Rutgers grad Matthew Linsey, 60, told the Times of London how Amelie, 15, and Daniel, 19, were both unconscious after the suicide bomb blast during breakfast in the Shangri-La Hotel in Sri Lanka’s capital, Colombo.
Believing his son was the more seriously hurt, the American dad — also injured by shrapnel — tried to revive him and raced him to a hospital.
His desperate efforts were in vain as attempted heart massage treatment by doctors failed to save Daniel’s life.
Linsey told the Times how he had been forced to leave daughter Amelie behind in the carnage — devastated to later learn that she too died.
“My son looked worse than my daughter. I tried to revive him,” the grieving investor told the Times of his children, both dual citizens of the UK and US.
“A lady said she’d take my daughter. I carried my son downstairs to an ambulance, we took him to the hospital. I yelled, ‘Please help my son! Please help! Please help!’
“I thought my daughter was better off. I couldn’t find her because I was with my son. They sadly passed away.”
The devastating bomb blast came during their last day of vacation in Sri Lanka. His wife, Angelina, and two other children — David, 21, and Ethan, 12 — were in the UK, where the family now lives.
“You can’t describe how bad it was,” Linsey recalled of the explosion.
“People were screaming. I was with my children. I couldn’t tell whether they were all right, it was dark. I was worried there would be another blast. We ran out — another blast.

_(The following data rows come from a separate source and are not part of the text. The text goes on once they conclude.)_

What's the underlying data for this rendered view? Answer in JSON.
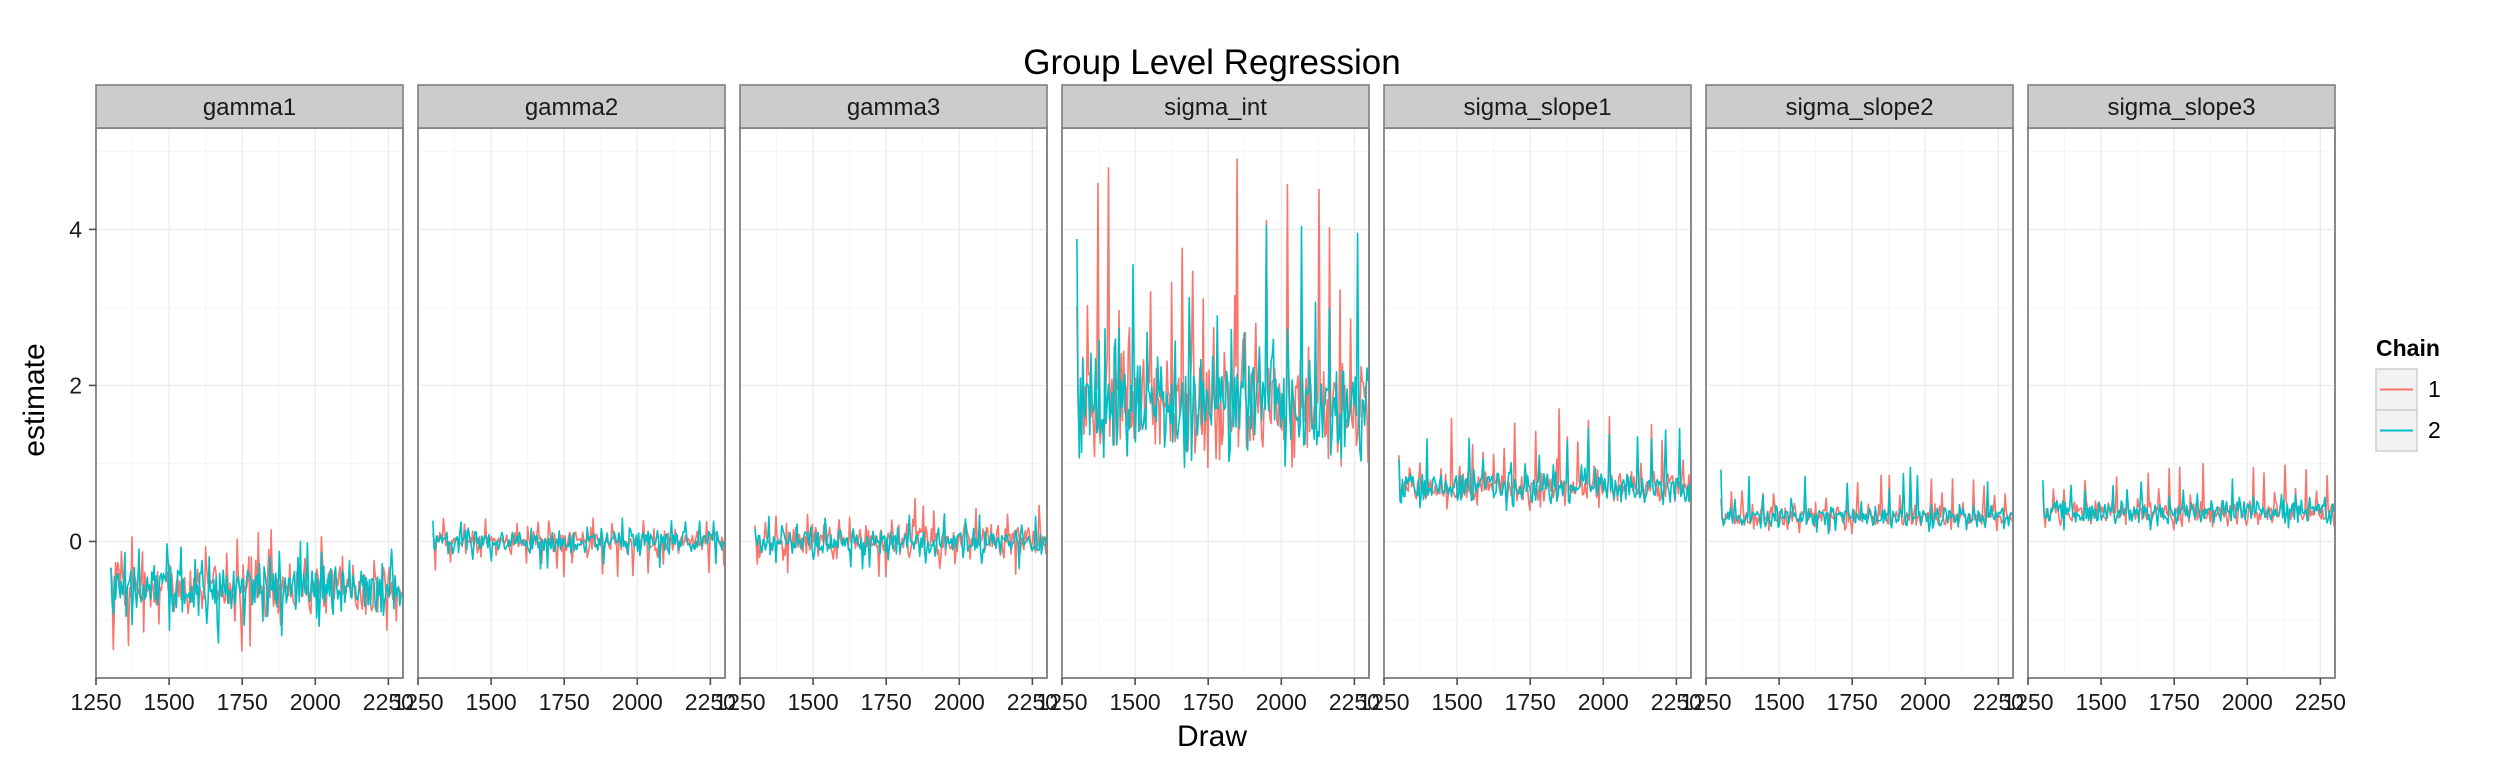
{
  "chart_data": {
    "type": "line",
    "title": "Group Level Regression",
    "xlabel": "Draw",
    "ylabel": "estimate",
    "xlim": [
      1250,
      2300
    ],
    "ylim": [
      -1.75,
      5.3
    ],
    "x_ticks": [
      1250,
      1500,
      1750,
      2000,
      2250
    ],
    "y_ticks": [
      0,
      2,
      4
    ],
    "grid": true,
    "legend": {
      "title": "Chain",
      "position": "right",
      "entries": [
        "1",
        "2"
      ]
    },
    "colors": {
      "1": "#f8766d",
      "2": "#00bfc4"
    },
    "draw_range": [
      1301,
      2300
    ],
    "panels": [
      {
        "name": "gamma1",
        "series": [
          {
            "name": "1",
            "mean": -0.6,
            "sd": 0.2,
            "min": -1.4,
            "max": 0.15
          },
          {
            "name": "2",
            "mean": -0.6,
            "sd": 0.2,
            "min": -1.3,
            "max": 0.0
          }
        ]
      },
      {
        "name": "gamma2",
        "series": [
          {
            "name": "1",
            "mean": 0.0,
            "sd": 0.09,
            "min": -0.45,
            "max": 0.3
          },
          {
            "name": "2",
            "mean": 0.0,
            "sd": 0.09,
            "min": -0.35,
            "max": 0.3
          }
        ]
      },
      {
        "name": "gamma3",
        "series": [
          {
            "name": "1",
            "mean": 0.0,
            "sd": 0.12,
            "min": -0.45,
            "max": 0.55
          },
          {
            "name": "2",
            "mean": 0.0,
            "sd": 0.1,
            "min": -0.35,
            "max": 0.35
          }
        ]
      },
      {
        "name": "sigma_int",
        "series": [
          {
            "name": "1",
            "mean": 1.8,
            "sd": 0.4,
            "min": 0.95,
            "max": 4.9
          },
          {
            "name": "2",
            "mean": 1.8,
            "sd": 0.38,
            "min": 0.95,
            "max": 4.05
          }
        ]
      },
      {
        "name": "sigma_slope1",
        "series": [
          {
            "name": "1",
            "mean": 0.7,
            "sd": 0.13,
            "min": 0.4,
            "max": 1.7
          },
          {
            "name": "2",
            "mean": 0.7,
            "sd": 0.12,
            "min": 0.4,
            "max": 1.45
          }
        ]
      },
      {
        "name": "sigma_slope2",
        "series": [
          {
            "name": "1",
            "mean": 0.32,
            "sd": 0.08,
            "min": 0.1,
            "max": 0.85
          },
          {
            "name": "2",
            "mean": 0.32,
            "sd": 0.08,
            "min": 0.1,
            "max": 0.95
          }
        ]
      },
      {
        "name": "sigma_slope3",
        "series": [
          {
            "name": "1",
            "mean": 0.38,
            "sd": 0.09,
            "min": 0.15,
            "max": 1.0
          },
          {
            "name": "2",
            "mean": 0.38,
            "sd": 0.09,
            "min": 0.15,
            "max": 0.8
          }
        ]
      }
    ]
  }
}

“We both went to where the lifts were and I couldn’t move them, they were both knocked out.”
Linsey, who lived and worked in New York in the ’90s as vice president of Chase Manhattan, said his son had been a keen charity worker who had volunteered in Ethiopia for an orphanage and with nomads in Mongolia.
The grieving dad said his daughter, a pupil at London’s Godolphin and Latymer School, was “beautiful inside and out.”

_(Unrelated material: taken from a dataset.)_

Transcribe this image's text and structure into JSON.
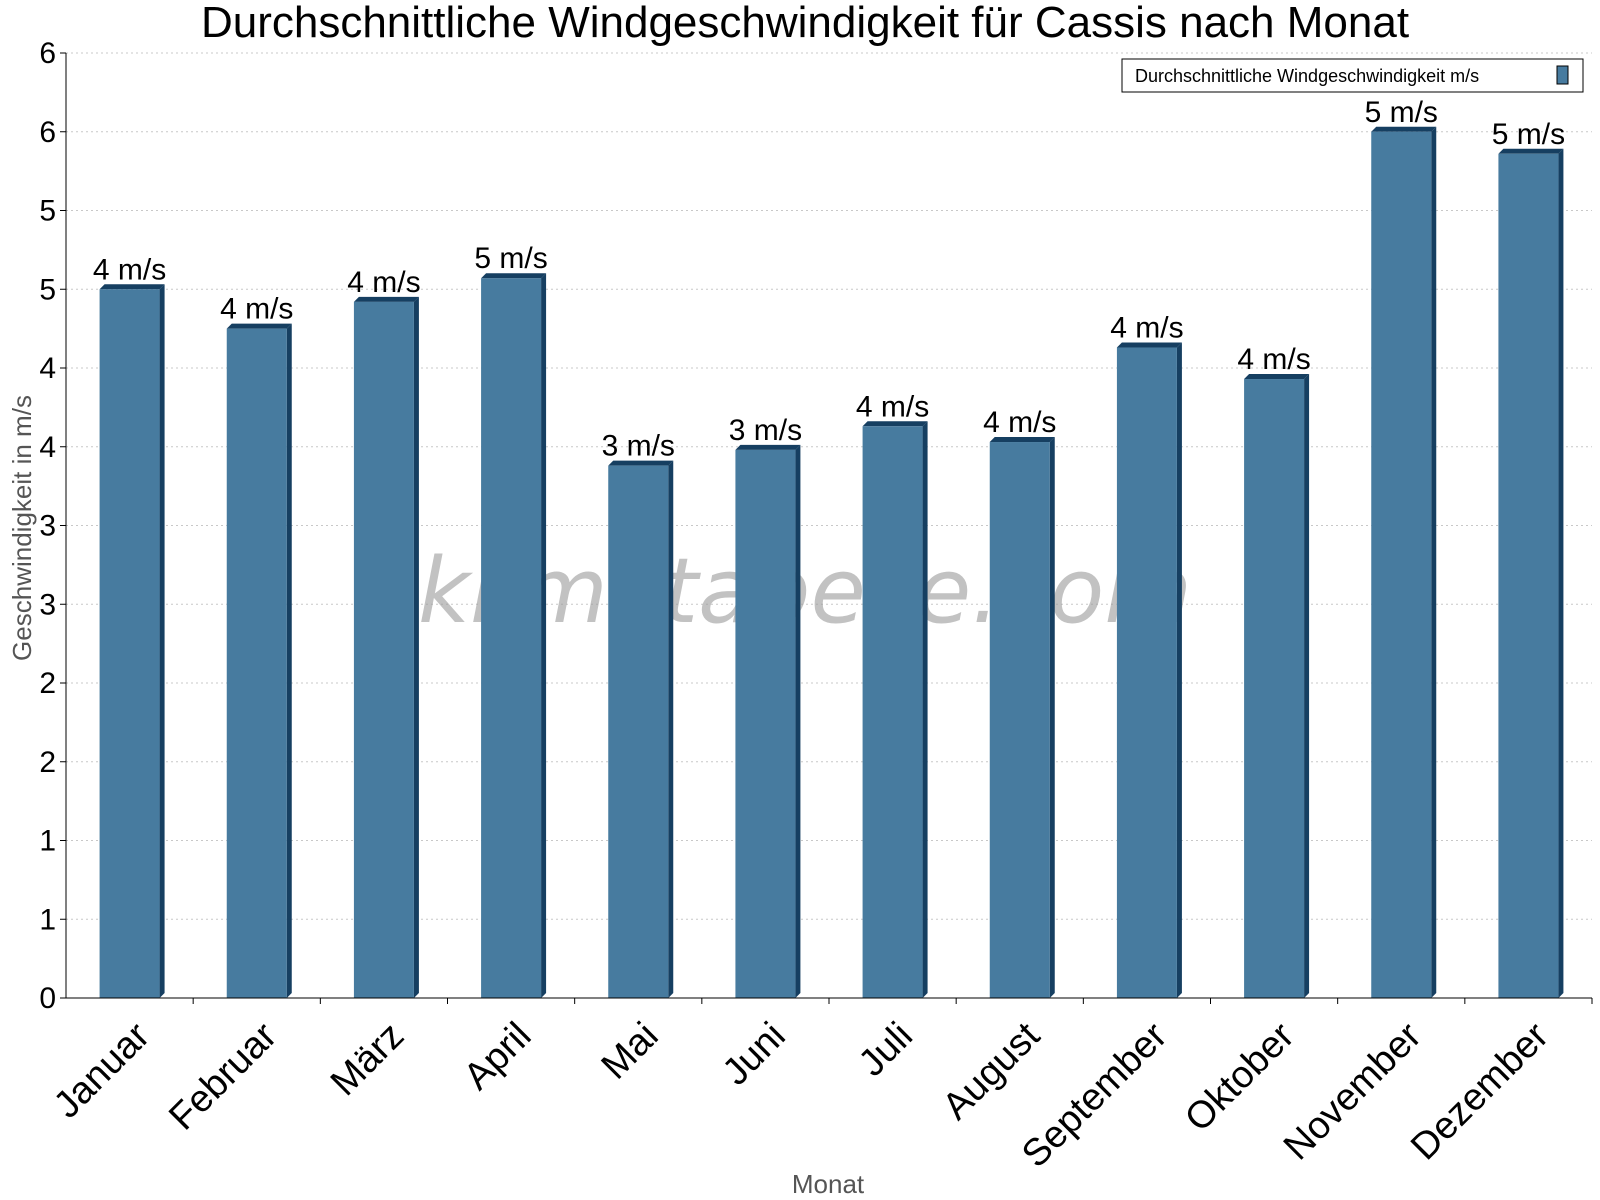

“Amelie was really fun. She was smart, beautiful. Very loving, very caring, understanding. She cared about her family and her friends. And the same with Danny,” he told the Times of London.
“Both children were very interested in different cultures.
“They loved traveling abroad. That’s a very important part of who they were.”
The dad, who studied at the University of Michigan as well as Rutgers, suffered cuts to his face from shrapnel and was helped by the US Embassy, which arranged for him to travel home to London that day. He is now trying to arrange for the repatriation of his son’s and daughter’s bodies.
The teens are the third and fourth confirmed American deaths, the number Sri Lankan officials gave as a total.
The others are Dieter Kowalski, 40, of Denver, and 11-year-old Kieran Shafritz de Zoysa, a fifth-grade student at Sidwell Friends school in DC, which President Barack Obama’s daughters attended.